The ibnet plugin provides port info from InfiniBand equipment supporting extended hardware counters. Each port is handled in a separate data set. Overall timing of the data collection process is handled in another optional data set. Plugins for the ldmsd (ldms daemon) are configured via ldmsd_controller or a configuration file.

CONFIGURATION ATTRIBUTE SYNTAX

config
name=<plugin_name> port-name=<hca> source-list=<lidfile> [port-number=<num>] [metric-conf=<metricfile>] [node-name-map=<nnmap>] [timing=<timeopt>] [millis=<ms>] [producer=<name>] [instance=<name>] [component_id=<uint64_t>] [schema=<name_base>] [uid=<user-id>] [gid=<group-id>] [perm=<mode_t permission bits>] [debug]
configuration line
name=<plugin_name>

This MUST be ibnet.
producer=<pname>.

The producer string value for the timing set. Default is the result of gethostname().
instance=<set_name>

The name of the timing metric set. Default is $producer/ibnet_timing.
source-list=<lidfile>

Lidfile is the name of a file of LID/port specifications. See PORT FILE for format details.
port-name=<hca> [port-number=<num>]

Hca is the name of the local IB interface to access the network. Num is the number of the port on the interface used to access the network. The default is 1.
schema=<name_base>

Optional schema base name. The default is ibnet. The name base is suffixed to create uniquely defined schema names based on the plugin options specified.
component_id=<compid>

Optional component identifier for the timing set. Defaults to zero.
metric-conf=<metricfile>

The file listing the metric groups to collect. See METRIC GROUPS below.
ca_port=<port>

The port number to use, which must be active.
millis=<millisecond timeout>

The number of milliseconds of the timeout on the MAD calls. Default 0, which will use the mad library timeout of 1 second.
timing=<T>

Disable timing (T=0), enable aggregate timing (T=1), or enable individual port timing(T=2) or enable port offset timing(T=3). The metric set will contain sampling process timing metrics if T > 0.
node-name-map=<nnmap>

The file name nnmap, as used by ibnetdiscover and opensm, of a mapping from IB GUIDs to short names of IB hardware items (switch, node, etc) suitable for use in populating names of sets.

PORT FILE

The lid/port file format is

lid, hexguid, nports, plist
 * where hexguid is 0x....,
 * nports is int,
 * plist is ints nports long or * if range is 1-nports,
 * if not using a name map, names will be GUID_hex.

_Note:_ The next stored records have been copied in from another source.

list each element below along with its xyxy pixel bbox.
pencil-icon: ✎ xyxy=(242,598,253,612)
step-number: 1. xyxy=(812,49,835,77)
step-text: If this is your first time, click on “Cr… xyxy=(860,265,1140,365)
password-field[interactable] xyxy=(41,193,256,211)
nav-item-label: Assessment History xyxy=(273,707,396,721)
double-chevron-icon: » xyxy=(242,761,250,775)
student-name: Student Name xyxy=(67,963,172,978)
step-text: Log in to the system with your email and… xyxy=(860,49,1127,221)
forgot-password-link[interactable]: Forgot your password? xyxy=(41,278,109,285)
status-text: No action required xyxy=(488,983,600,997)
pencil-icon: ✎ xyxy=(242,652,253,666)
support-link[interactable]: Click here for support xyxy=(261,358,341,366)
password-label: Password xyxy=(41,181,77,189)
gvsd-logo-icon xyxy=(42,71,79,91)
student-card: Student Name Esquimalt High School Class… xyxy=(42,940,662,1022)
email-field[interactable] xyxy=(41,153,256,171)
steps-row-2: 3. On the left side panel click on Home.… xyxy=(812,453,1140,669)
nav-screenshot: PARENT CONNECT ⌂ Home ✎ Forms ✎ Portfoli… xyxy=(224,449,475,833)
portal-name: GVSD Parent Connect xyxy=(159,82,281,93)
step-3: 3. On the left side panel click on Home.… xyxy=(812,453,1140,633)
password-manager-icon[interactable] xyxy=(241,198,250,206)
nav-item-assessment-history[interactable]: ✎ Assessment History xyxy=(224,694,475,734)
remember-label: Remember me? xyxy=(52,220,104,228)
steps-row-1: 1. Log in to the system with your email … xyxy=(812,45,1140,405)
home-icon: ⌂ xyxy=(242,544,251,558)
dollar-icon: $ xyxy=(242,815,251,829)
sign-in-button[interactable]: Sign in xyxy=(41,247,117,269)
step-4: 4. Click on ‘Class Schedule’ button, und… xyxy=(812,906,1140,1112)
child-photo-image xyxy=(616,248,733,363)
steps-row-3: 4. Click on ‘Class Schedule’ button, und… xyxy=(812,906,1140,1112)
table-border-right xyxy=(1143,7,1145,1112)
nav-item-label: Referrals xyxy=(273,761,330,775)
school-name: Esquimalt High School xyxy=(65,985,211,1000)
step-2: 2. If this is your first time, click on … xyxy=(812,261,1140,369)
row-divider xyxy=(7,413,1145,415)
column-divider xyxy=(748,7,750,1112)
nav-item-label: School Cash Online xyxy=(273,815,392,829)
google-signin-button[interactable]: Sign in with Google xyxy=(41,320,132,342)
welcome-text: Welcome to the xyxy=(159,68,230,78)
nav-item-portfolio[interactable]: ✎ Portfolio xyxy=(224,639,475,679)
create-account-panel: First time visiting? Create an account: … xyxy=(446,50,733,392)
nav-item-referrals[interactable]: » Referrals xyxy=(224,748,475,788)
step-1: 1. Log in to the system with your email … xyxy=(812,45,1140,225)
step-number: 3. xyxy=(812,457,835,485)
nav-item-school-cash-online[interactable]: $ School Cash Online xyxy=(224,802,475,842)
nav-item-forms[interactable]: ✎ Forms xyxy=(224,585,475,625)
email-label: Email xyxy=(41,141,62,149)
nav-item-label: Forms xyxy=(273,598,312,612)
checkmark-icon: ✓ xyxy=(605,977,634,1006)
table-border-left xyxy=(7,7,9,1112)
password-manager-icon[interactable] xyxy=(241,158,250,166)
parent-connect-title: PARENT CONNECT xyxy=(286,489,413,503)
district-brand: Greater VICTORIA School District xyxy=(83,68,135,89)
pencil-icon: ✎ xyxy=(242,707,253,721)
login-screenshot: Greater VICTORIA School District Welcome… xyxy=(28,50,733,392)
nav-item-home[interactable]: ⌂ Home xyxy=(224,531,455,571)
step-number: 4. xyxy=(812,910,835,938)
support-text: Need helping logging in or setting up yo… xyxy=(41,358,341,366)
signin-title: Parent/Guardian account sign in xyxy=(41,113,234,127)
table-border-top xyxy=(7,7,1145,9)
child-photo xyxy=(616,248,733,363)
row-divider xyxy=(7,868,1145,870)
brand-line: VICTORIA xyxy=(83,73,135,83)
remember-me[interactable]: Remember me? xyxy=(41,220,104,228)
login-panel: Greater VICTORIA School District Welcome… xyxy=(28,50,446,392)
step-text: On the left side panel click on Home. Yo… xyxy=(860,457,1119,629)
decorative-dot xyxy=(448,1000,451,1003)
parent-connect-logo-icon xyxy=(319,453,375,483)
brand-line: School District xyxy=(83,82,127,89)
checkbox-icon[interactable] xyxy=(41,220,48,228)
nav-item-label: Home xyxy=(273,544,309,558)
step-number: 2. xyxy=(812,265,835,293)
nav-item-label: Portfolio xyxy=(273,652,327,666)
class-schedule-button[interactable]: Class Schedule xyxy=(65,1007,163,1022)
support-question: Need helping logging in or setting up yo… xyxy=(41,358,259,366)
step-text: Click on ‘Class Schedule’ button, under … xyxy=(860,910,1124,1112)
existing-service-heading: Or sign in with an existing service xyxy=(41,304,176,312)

The portrange will be an integer expression in the style 1,5,7-9,13, without repeats, whitespace, reversed ranges, or overlapping ranges. LID is an integer in the range 0-65535. The same LID may be on multiple lines so long as the ports listed for it are not repeated.

The lid file can be generated with ldms-gen-lidfile.sh.

METRIC GROUPS

The metric groups file contains a list of items, one per line, naming groups of metrics to collect. The groups are named corresponding to groups in the infiniband-diags perfquery utility options. The correspondence is not exact. To disable a listed metric group, delete its name from the file or comment it out by prepending a # to the group, e.g. ‘#xmtsl’. ‘#’ followed by whitespace is not allowed. Carriage returns are optional.

INTERNAL METRICS

port_query_time

Time in seconds spend in the single port MAD call.
port_query_offset

Time in microseconds from start of all MAD calls in the current update to the end of the mad call for the specific port.
ib_query_time

Time in seconds making all MAD calls in the update.
ib_data_process_time

Time in seconds decoding all MAD data in the update

BUGS

The perfquery extended_speeds option is not supported.

EXAMPLES

Within ldmsd_controller or a configuration file:

load name=ibnet
config name=ibnet producer=compute1 instance=compute1/ibnet component_id=1 port-name=mlx5_0 source-list=/path/lidfile
start name=ibnet interval=1000000

NOTES

The exact schema name that will be generated can be determined using the ldms_ibnet_schema_name utility. The subsets available from the fabric depend on the hardware, firmware, and in some cases the subnet manager versions.

SEE ALSO

ldmsd(8), ldms_quickstart(7), ldmsd_controller(8), ldms_ibnet_schema_name(1), ldms-ibnet-sampler-gen(1).